Mittlerweile war meine PoC-Queer-Identität ein Vorteil bei meiner D&I-Beratungsarbeit mit der Agentur Ozecla in Frankreich, um Unterdrückungsmechanismen und die verzerrenden Filter der Menschen zu dekonstruieren.

Es kam häufig vor, dass in weißen feministischen Milieus die Wechselhaftigkeit der sozialen asymmetrischen Dynamiken in Bezug auf die Verteilung der Machtverhältnisse aufzuklären war.
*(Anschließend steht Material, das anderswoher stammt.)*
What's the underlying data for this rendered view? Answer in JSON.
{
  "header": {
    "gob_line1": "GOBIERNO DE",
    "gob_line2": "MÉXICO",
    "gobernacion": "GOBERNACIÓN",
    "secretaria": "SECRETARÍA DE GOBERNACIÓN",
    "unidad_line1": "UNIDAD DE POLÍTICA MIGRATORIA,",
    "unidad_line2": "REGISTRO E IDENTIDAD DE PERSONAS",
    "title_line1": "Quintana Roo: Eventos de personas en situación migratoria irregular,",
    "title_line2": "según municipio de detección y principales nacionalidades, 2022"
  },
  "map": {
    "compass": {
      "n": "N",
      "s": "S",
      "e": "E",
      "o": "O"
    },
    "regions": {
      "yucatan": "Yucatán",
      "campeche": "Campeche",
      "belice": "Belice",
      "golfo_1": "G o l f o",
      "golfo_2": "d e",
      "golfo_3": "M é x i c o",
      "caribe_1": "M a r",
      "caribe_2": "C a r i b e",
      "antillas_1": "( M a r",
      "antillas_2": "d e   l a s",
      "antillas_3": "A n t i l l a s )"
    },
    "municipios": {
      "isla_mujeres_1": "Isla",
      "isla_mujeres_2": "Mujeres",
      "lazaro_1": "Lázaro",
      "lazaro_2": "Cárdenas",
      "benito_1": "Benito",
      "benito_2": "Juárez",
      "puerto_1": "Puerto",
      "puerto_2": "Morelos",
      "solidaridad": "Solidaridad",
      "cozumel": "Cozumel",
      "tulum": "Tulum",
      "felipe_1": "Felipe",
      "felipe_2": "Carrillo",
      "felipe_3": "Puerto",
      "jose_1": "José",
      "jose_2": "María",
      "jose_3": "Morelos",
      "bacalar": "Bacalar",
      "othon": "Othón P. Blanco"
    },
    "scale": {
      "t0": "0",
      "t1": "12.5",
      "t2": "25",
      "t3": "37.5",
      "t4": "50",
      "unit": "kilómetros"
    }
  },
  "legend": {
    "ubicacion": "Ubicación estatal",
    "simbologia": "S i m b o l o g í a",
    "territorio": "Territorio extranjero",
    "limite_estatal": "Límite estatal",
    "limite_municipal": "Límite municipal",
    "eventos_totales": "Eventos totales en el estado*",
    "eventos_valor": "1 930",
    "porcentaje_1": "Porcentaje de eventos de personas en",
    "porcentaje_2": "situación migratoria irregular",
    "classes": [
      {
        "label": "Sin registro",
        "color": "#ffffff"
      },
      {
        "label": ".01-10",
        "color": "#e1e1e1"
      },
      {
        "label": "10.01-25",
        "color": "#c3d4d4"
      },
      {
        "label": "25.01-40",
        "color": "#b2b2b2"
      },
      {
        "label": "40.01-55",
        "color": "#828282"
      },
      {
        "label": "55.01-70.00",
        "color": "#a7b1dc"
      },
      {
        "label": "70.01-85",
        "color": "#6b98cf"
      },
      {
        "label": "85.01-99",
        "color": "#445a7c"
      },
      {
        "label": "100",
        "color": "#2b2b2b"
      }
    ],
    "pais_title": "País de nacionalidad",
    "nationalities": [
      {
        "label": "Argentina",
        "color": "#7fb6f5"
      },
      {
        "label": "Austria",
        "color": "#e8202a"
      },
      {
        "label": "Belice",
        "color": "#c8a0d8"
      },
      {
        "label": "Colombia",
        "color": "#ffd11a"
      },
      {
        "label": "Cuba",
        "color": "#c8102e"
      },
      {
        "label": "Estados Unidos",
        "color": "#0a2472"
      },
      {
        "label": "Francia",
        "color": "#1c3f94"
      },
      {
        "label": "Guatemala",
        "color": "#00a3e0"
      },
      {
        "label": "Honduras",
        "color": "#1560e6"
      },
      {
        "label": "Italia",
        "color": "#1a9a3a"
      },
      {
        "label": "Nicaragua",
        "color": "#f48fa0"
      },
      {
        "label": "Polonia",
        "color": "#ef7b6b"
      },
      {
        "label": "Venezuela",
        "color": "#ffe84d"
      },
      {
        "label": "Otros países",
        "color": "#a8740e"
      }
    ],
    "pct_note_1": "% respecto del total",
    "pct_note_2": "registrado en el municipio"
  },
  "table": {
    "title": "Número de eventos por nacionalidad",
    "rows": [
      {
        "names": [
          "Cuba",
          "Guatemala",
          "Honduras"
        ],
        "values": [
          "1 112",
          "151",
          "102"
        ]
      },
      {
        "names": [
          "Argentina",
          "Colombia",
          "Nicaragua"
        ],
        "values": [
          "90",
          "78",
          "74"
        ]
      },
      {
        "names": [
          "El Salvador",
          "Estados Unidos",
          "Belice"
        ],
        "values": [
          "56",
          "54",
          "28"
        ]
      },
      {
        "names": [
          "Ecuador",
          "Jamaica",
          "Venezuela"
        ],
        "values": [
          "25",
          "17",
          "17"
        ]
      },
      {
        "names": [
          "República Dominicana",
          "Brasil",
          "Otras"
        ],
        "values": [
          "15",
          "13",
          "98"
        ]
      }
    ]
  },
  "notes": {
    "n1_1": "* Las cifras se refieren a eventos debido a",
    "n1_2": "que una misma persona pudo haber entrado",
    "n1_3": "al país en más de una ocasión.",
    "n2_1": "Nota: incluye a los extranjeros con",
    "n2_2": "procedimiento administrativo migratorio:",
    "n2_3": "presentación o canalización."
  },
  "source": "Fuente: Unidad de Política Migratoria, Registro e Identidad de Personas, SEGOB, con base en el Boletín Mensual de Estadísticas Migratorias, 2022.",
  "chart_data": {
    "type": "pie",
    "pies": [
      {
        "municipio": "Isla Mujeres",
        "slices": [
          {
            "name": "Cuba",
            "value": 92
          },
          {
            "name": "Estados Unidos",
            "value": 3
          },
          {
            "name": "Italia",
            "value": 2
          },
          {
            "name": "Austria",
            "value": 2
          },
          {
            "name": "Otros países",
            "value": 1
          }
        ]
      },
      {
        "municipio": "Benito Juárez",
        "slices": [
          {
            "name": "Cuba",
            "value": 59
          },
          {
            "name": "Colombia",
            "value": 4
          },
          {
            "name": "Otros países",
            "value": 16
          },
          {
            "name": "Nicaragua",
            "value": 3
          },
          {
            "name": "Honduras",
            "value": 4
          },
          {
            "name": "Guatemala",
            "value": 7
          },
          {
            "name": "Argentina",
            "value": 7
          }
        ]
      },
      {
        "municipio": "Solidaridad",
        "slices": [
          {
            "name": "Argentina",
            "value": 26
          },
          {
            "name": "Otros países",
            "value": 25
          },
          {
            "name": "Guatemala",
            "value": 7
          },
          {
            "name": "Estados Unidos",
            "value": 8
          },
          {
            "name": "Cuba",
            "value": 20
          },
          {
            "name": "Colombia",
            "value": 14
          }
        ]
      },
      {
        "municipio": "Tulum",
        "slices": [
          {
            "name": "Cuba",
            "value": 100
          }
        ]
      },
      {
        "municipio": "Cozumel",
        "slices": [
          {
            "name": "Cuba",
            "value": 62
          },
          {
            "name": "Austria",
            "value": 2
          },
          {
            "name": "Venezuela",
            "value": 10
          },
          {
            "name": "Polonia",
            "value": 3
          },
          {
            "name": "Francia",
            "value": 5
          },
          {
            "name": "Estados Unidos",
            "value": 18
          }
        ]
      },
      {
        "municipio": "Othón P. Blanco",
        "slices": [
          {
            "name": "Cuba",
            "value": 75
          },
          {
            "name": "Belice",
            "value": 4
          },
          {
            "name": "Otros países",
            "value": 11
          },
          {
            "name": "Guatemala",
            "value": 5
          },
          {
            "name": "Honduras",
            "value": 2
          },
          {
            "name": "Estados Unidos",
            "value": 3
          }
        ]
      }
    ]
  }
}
Insofern, als das weiße Frauen darauf hinzuweisen waren, dass sie gegenüber einem Queer schwarzen Mann aufgrund ihrer dominierenden weißen heteronormativen-cisgender Identitäten Unterdrückungsformen ausüben könnten.

Es erfordert viel Resilienz von mir, die Abwehrmechanismen einer unterdrückten Gruppe zu ertragen, wenn ich sie über ihre eigenen Unterdrückungsmechanismen aufkläre. Dieses Phänomen begegnet mir immer wieder in den letzten Jahren auch in Deutschland – sowohl bei meiner D&I-Arbeit in der Queer-Community als auch während meines Engagements in meiner Hauptbeschäftigung. Es ist eine belastende Herausforderung, die gesellschaftlichen Mechanismen von Rassismus, Queer-Feindlichkeit und Sexismus aufzudecken und zu denunzieren. Aber als schwarzer Queer-Mann mit intersektionalen Ansichten kann ich nicht anders.

Lieber Bakry, vielen Dank für YourStory!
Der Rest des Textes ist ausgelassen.